2.3) Yes, it depends on situation. For most cases it's the best is to hope SQLAlchemy will use the right strategy :). For already loaded relation you can check if related objects' relations are loaded via state.unloaded and so recursively to any depth. But when relation is not loaded yet you can't get know whether related objects and their relations are already loaded: even when relation is not yet loaded the related object[s] might be already in the session (just imagine you request first item, load its group and then request other item that has the same group). For your particular example I see no problem to just check state.unloaded recursively.
1)
From the Session documentation:
[The Session] is somewhat used as a cache, in that
it implements the identity map
pattern, and stores objects keyed to
their primary key. However, it doesn’t
do any kind of query caching. ... It’s only
when you say query.get({some primary
key}) that the Session doesn’t have to
issue a query.
2.1) You are correct, relationships are not modified when you refresh an object.

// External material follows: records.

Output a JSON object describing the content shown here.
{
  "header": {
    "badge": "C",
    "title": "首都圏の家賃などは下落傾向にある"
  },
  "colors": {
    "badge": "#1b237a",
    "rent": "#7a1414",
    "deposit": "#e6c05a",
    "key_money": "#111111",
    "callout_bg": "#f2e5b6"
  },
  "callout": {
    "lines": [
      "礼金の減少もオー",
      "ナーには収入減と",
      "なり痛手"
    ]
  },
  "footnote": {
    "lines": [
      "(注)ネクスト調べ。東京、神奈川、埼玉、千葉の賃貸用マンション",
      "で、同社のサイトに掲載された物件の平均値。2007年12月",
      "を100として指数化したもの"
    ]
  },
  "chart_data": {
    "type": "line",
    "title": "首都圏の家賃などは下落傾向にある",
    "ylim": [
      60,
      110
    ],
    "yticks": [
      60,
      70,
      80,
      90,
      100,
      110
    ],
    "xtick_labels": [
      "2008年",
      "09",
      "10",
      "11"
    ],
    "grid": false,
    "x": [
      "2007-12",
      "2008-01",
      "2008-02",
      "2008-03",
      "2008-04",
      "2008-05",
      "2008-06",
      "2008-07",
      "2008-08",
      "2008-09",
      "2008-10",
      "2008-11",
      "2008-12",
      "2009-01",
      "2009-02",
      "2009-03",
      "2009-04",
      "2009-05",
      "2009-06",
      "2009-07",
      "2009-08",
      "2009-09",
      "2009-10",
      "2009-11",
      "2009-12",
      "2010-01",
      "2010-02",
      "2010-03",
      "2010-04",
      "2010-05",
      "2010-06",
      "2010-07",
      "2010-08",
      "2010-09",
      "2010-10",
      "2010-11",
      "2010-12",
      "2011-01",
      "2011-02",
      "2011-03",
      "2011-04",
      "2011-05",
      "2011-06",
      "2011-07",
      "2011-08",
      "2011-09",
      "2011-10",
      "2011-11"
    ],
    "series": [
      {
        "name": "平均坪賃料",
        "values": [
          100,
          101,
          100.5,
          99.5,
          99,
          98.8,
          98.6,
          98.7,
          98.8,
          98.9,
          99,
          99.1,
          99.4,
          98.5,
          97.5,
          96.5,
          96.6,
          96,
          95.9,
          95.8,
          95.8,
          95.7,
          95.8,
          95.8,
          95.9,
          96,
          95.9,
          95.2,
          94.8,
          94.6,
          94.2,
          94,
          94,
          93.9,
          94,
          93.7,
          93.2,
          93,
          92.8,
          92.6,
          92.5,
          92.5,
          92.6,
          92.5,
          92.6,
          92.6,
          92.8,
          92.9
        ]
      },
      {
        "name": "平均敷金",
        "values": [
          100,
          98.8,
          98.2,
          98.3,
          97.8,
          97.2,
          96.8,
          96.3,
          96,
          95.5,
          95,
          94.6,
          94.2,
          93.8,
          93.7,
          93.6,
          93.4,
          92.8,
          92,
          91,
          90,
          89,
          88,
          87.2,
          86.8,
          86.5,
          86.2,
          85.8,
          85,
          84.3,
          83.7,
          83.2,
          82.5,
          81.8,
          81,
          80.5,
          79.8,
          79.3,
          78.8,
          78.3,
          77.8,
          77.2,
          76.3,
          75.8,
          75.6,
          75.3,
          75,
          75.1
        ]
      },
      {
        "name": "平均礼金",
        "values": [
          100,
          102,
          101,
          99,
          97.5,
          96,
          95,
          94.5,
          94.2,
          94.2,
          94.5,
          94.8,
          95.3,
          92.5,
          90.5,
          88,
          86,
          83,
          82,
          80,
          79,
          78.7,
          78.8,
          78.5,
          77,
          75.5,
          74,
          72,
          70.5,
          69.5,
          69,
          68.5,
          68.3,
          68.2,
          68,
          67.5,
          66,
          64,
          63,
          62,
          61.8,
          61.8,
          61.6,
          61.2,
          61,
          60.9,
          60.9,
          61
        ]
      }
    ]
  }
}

2.2) Yes, the group will be in the identity map.
2.3) I believe your best bet will be to attempt to reload the entire group.items in a single query. From my experience it is usually much quicker to issue one large request than several smaller ones. The only time it would make sense to only reload a specific group.item is there was exactly one of them that needed to be loaded. Though in that case you are doing one large query instead of one small one so you don't actually reduce the number of queries.
I have not tried it, but I believe you should be able to use the sqlalchemy.orm.util.identity_key method to determine whether an object is in sqlalchemy's identiy map. I would be interested to find out what calling identiy_key(Group, 83) returns.
Initial Question)
If I understand correctly you have an object that you fetched from the database where some of its relationships were eagerloaded and you would like to fetch the rest of the relationships with a single query? I believe you may be able to use the Session.refresh() method passing in the the names of the relationships that you want to load.